Namun yang pasti, proses perjalanan kemerdekaan bangsa Indonesia yang kita nikmati hari ini adalah satu rangkaian perjalanan panjang yang telah diinisiasi dan diperjuangkan oleh para pahlawan bangsa dengan pengorbanan dan perjuangan yang tidak sederhana. 17 agustus 1945 jalan pegangsaan timur Jakarta telah menjadi saksi bahwa kemerdekaan yang telah di upayakan oleh anak-anak bangsa saat itu, menjadi tonggak bagi terlesenggaranya tatanan kehidupan berbangsa dan bernegara hingga saat ini.
Memaknai “agustusan” adalah memaknai sejarah perjalanan para pahlawan bangsa yang telah mendedikasikan jiwa dan raganya untuk bangsa ini. Beragam aktivitas yang dilakukan oleh masyarakat hari ini untuk merayakan kemerdekan seyogyanya bukan hanya sekedar pesta pora, namun harus bisa mengambil hikmah dan nilai-nilai spirit perjuangan yang dibawa untuk memajukan dan mengharumkan nama bangsa.

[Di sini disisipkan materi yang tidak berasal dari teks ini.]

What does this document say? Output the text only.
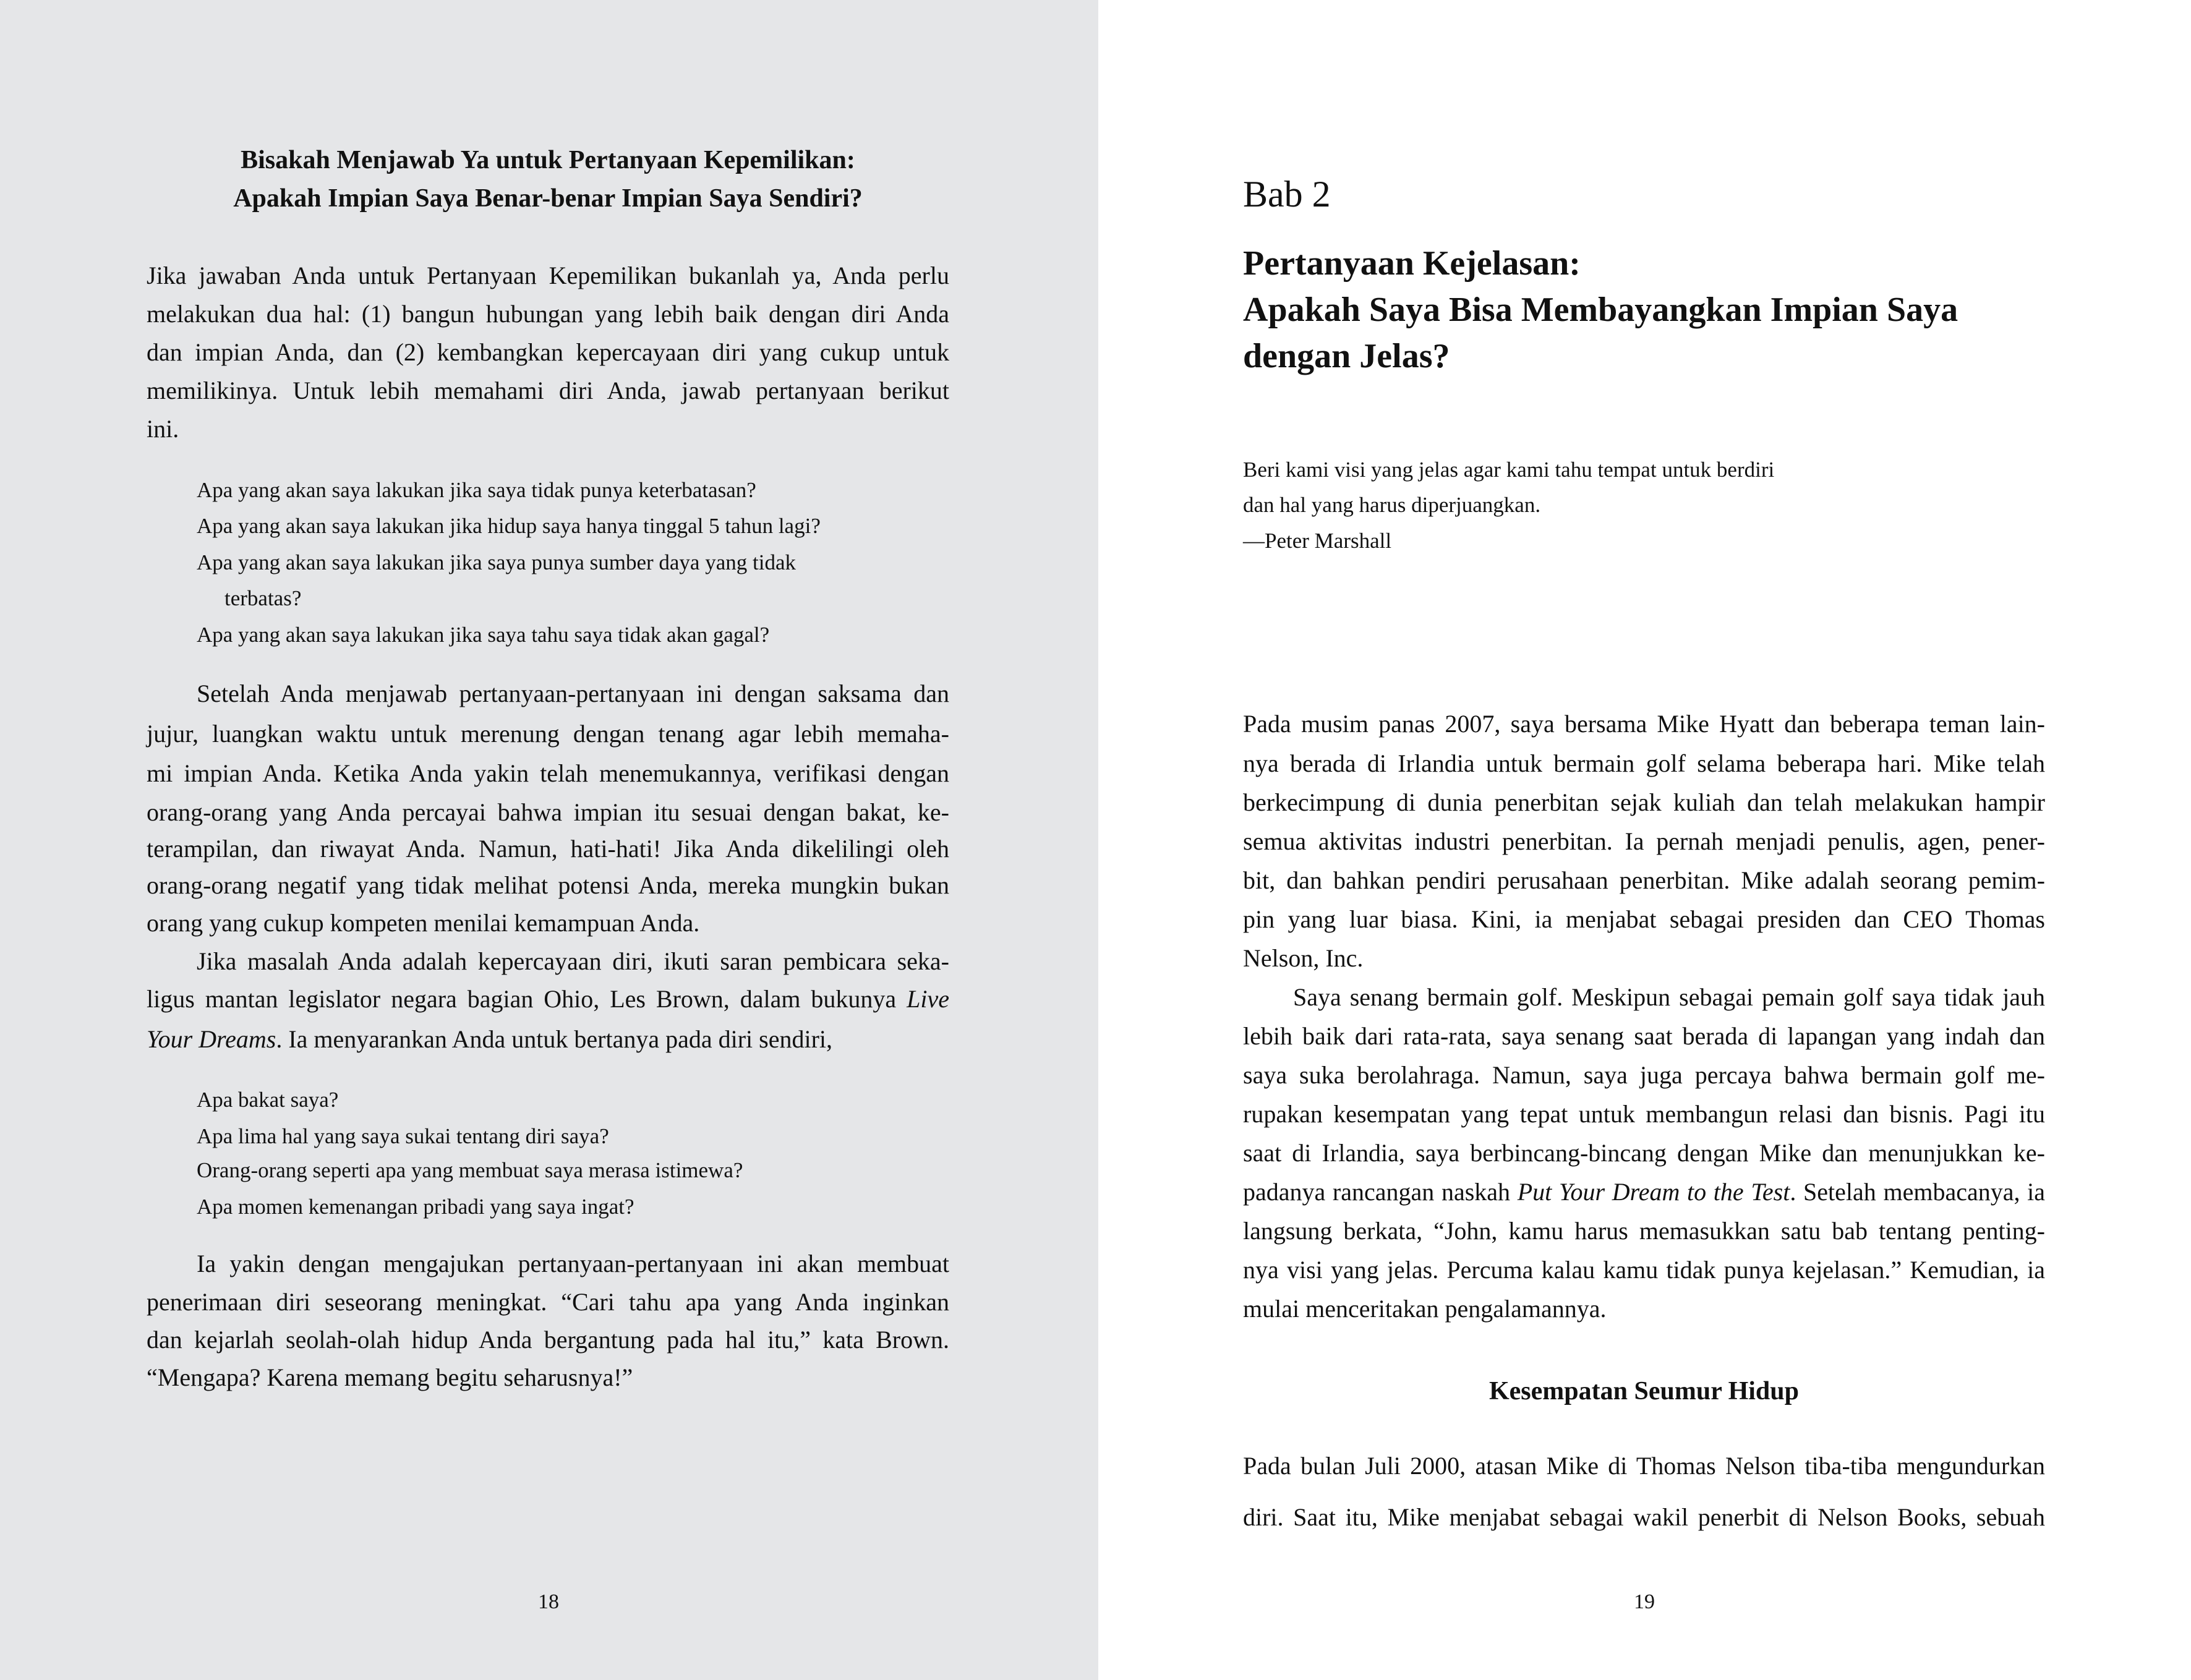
Bisakah Menjawab Ya untuk Pertanyaan Kepemilikan:
Apakah Impian Saya Benar-benar Impian Saya Sendiri?
Jika jawaban Anda untuk Pertanyaan Kepemilikan bukanlah ya, Anda perlu
melakukan dua hal: (1) bangun hubungan yang lebih baik dengan diri Anda
dan impian Anda, dan (2) kembangkan kepercayaan diri yang cukup untuk
memilikinya. Untuk lebih memahami diri Anda, jawab pertanyaan berikut
ini.
Apa yang akan saya lakukan jika saya tidak punya keterbatasan?
Apa yang akan saya lakukan jika hidup saya hanya tinggal 5 tahun lagi?
Apa yang akan saya lakukan jika saya punya sumber daya yang tidak
terbatas?
Apa yang akan saya lakukan jika saya tahu saya tidak akan gagal?
Setelah Anda menjawab pertanyaan-pertanyaan ini dengan saksama dan
jujur, luangkan waktu untuk merenung dengan tenang agar lebih memaha-
mi impian Anda. Ketika Anda yakin telah menemukannya, verifikasi dengan
orang-orang yang Anda percayai bahwa impian itu sesuai dengan bakat, ke-
terampilan, dan riwayat Anda. Namun, hati-hati! Jika Anda dikelilingi oleh
orang-orang negatif yang tidak melihat potensi Anda, mereka mungkin bukan
orang yang cukup kompeten menilai kemampuan Anda.
Jika masalah Anda adalah kepercayaan diri, ikuti saran pembicara seka-
ligus mantan legislator negara bagian Ohio, Les Brown, dalam bukunya Live
Your Dreams. Ia menyarankan Anda untuk bertanya pada diri sendiri,
Apa bakat saya?
Apa lima hal yang saya sukai tentang diri saya?
Orang-orang seperti apa yang membuat saya merasa istimewa?
Apa momen kemenangan pribadi yang saya ingat?
Ia yakin dengan mengajukan pertanyaan-pertanyaan ini akan membuat
penerimaan diri seseorang meningkat. “Cari tahu apa yang Anda inginkan
dan kejarlah seolah-olah hidup Anda bergantung pada hal itu,” kata Brown.
“Mengapa? Karena memang begitu seharusnya!”
18
Bab 2
Pertanyaan Kejelasan:
Apakah Saya Bisa Membayangkan Impian Saya
dengan Jelas?
Beri kami visi yang jelas agar kami tahu tempat untuk berdiri
dan hal yang harus diperjuangkan.
—Peter Marshall
Pada musim panas 2007, saya bersama Mike Hyatt dan beberapa teman lain-
nya berada di Irlandia untuk bermain golf selama beberapa hari. Mike telah
berkecimpung di dunia penerbitan sejak kuliah dan telah melakukan hampir
semua aktivitas industri penerbitan. Ia pernah menjadi penulis, agen, pener-
bit, dan bahkan pendiri perusahaan penerbitan. Mike adalah seorang pemim-
pin yang luar biasa. Kini, ia menjabat sebagai presiden dan CEO Thomas
Nelson, Inc.
Saya senang bermain golf. Meskipun sebagai pemain golf saya tidak jauh
lebih baik dari rata-rata, saya senang saat berada di lapangan yang indah dan
saya suka berolahraga. Namun, saya juga percaya bahwa bermain golf me-
rupakan kesempatan yang tepat untuk membangun relasi dan bisnis. Pagi itu
saat di Irlandia, saya berbincang-bincang dengan Mike dan menunjukkan ke-
padanya rancangan naskah Put Your Dream to the Test. Setelah membacanya, ia
langsung berkata, “John, kamu harus memasukkan satu bab tentang penting-
nya visi yang jelas. Percuma kalau kamu tidak punya kejelasan.” Kemudian, ia
mulai menceritakan pengalamannya.
Kesempatan Seumur Hidup
Pada bulan Juli 2000, atasan Mike di Thomas Nelson tiba-tiba mengundurkan
diri. Saat itu, Mike menjabat sebagai wakil penerbit di Nelson Books, sebuah
19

Era yang terus berganti dan persaingan globalisasi yang terus menghantui tidak bisa dipungkiri telah membawa pengaruh tersendiri bagi sikap perilaku dan keluruhan karakter anak bangsa dalam menjalankan kehidupannya hari ini. Indonesia yang di kenal dengan pemilik keluruhan masyarakat timur dengan kekhasan keluruhan pekertinya seolah turut terdistrupsi dengan era kebermajuan yang terjadi hari ini.
Indonesia dengan segudang resourcesnya tentu memiliki potensi yang sangat besar untuk terus bertumbuh menjadi negara yang maju, berdaulat, adil dan makmur, namun tentu tidak bisa dipungkiri perubahan zaman dan percepatan dunia global menuntut bangsa ini dapat beradaptasi dengan cepat dan tepat agar bisa menjawab dan memenuhi tuntutan zaman tersebut.
Kemiskinan, kebodohan, kesehatan, pemerataan pendidikan, jaminan sandang pangan dan papan merupakan isu penting dan perihal serius yang harus terus di upayakan dalam upaya mewujudkan kemerdekaan yang hakiki bagi bangsa.
Per maret 2023 tahun lalu, dibangsa ini masih ada 25,9 juta masyarakat Indonesia yang hidup dibawah garis kemiskinan, disatu sisi gini rasio atau tingkat ketimpangan pengeluaran masyarakat di tanah air justru mengalami peningkatan pada Maret 2023. Badan Pusat Statistik (BPS) mencatat rasio Gini Indonesia naik menjadi 0,388 poin, dari sebelumnya 0,381 pada September 2022 atau meningkat 0,007 poin. Angka ini juga meningkat 0,004 poin jika dibandingkan dengan Gini Ratio Maret 2022 yang sebesar 0,384. Padahal jika standar ukuran kemiskinan itu di samakan dengan standar bank dunia, maka setidaknya ada 44 juta masyarakat Indonesia yang masuk dalam garis kemiskinan.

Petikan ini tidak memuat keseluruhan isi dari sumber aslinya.